Mr. Punch—pray permit him—henceforth is your brother.

We are proud of you both, and we'll all of us cheer

These Peelers from Greenwich who never knew fear.


MORE BONES TO PICK WITH THE SCHOOL BOARD.

We see there has been some churlish cavilling in some quarters because the School Management Committee of the London School Board passed a requisition in November last, sanctioning the purchase of an articulated skeleton for the Belleville Road School, at the very reasonable sum of £8 16s. Why make any bones about the matter? What more ornamental and indeed indispensable article of school-furniture than a human skeleton nearly six foot high? Still, should the past system of expenditure be continued in the future, Mr. Punch would suggest that excellent and infinitely cheaper substitutes for skeletons will be found in the persons of the rate-payers themselves.

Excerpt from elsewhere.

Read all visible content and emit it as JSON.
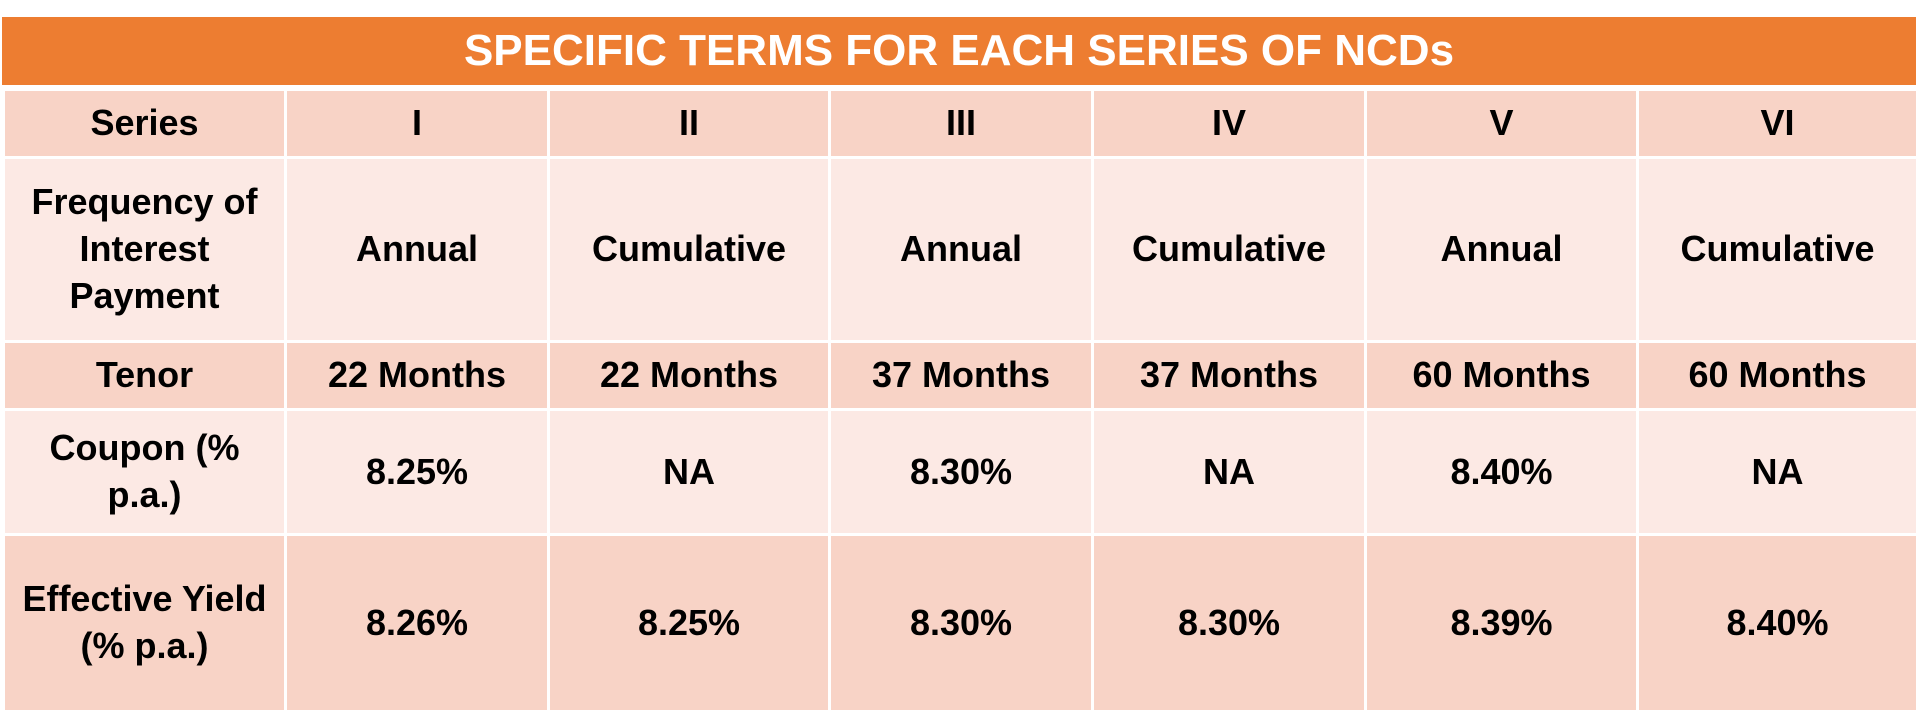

CUPID'S TENNIS-COURTS.—Under the heading "Tennis in the Riviera," the Daily Telegraph recently gave us some important news, which should largely influence the Matrimonial Market. The names of Ladies and Gentlemen, both "singles" (a not strictly grammatical plural, by the way, but what's grammar in a game of Thirty to Love?) were given. There was, however, no mention of "ties" or of matches to come.


A CORRESPONDENT SIGNING HIMSELF "MINCING LANE" WRITES,—"Sir,—The Saturday Review complained of Mr. TREE's gait as Hamlet, 'which,' said the Critic, 'reminds one too much of AGAG.' Most cutting comparison for an actor sticking rigidly to the Shakspearian text! If there were interpolations in the text of Mr. BEERBOHM TREE's own introduction, then indeed he might remind them of A-gag; that is, if he were continually a-gagging.—M.L."